According to the affidavit, shortly before she sought an abortion, she faced renewed trauma due to the death of her friend. The adolescent noted in her appeal that she is old enough to make the decision, that she is “not ready to have a kid,” and that she is “still in school.” She stated that she is unemployed, and the father of her child is unable to assist her.

The judges of the court of appeal determined that the trial and the judge’s decision to deny the teen’s petition were conducted without bias.

The court of appeals stated that during the trial, the teen admitted she is not prepared “for the mental, physical, or financial responsibilities of parenting a child” and “had legitimate worries about her ability to raise a kid.”

The appeals court stated that it appeared the lower court wished to provide the kid with “more time” to make a decision.

The judges decided, “Reading between the lines, it appears the trial court sought to allow the minor, who was under additional stress owing to the death of a friend, further time to demonstrate a keener knowledge of the repercussions of terminating a pregnancy.” This makes logical given that the minor, at least at one point, stated that she was open to having a kid but then changed her mind after evaluating her incapacity to care for a child in her current situation.

The judges concluded that the minor, who was 10 weeks pregnant at the hearing, may return at a later date “to adequately describe her desire, and the court may reevaluate its decision at that time”

The juvenile stated that her guardian was “OK” with the abortion, and the court stated that if the guardian “consents to the minor’s termination of her pregnancy, only a written waiver is required.”

Judge Frydrychowicz, who was contacted by CBS News, had no additional remarks on this matter.

This year, the Supreme Court reversed Roe v.

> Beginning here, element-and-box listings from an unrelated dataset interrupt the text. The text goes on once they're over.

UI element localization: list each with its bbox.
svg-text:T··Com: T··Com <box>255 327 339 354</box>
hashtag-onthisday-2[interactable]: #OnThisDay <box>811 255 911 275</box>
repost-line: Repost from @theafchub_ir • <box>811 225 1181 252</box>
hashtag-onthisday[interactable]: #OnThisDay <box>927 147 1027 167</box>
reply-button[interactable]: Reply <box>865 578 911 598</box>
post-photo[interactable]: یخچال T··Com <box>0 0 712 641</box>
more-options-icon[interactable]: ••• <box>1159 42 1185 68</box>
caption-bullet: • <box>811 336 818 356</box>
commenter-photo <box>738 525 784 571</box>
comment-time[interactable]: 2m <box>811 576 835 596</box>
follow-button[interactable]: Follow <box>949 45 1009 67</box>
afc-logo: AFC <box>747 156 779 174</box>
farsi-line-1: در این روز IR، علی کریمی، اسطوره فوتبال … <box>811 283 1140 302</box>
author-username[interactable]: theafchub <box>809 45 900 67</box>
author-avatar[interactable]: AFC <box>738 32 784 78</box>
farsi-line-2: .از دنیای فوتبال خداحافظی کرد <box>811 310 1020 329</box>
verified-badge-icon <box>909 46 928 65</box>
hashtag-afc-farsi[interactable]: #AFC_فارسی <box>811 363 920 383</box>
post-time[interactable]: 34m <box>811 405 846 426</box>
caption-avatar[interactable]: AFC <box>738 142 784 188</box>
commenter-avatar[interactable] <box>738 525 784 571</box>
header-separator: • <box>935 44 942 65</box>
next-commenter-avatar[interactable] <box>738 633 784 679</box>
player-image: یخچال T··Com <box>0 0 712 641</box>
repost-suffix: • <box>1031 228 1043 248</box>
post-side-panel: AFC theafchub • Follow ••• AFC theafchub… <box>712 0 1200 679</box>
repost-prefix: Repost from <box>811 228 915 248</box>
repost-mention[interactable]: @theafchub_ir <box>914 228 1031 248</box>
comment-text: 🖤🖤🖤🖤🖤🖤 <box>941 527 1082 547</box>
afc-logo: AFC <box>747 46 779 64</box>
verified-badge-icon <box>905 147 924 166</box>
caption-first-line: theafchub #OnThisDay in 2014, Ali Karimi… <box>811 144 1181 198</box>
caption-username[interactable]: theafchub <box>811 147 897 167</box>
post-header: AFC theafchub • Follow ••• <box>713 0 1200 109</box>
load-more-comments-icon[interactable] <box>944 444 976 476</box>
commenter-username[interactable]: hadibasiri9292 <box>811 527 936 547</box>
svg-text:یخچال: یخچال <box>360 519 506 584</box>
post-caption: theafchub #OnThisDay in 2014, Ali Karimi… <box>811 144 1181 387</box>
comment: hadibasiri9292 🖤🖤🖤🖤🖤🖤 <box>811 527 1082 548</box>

Wade, the 1973 Supreme Court ruling that allowed abortions across the United States. Now, state legislators have the authority to limit or prohibit abortions in their own jurisdictions. However, Florida and certain other states already had legislation that limited abortions before this verdict.

In April, Florida Governor Ron DeSantis signed into law a ban on abortions after 15 weeks of gestation. This became effective in July 2022. Some exceptions are possible, such as when two physicians determine that an abortion is required to save the pregnant woman’s life.

In 2020, DeSantis signed into law a bill prohibiting minors from obtaining abortions. A physician cannot perform an abortion on a minor without the written approval of a parent or legal guardian, according to this law.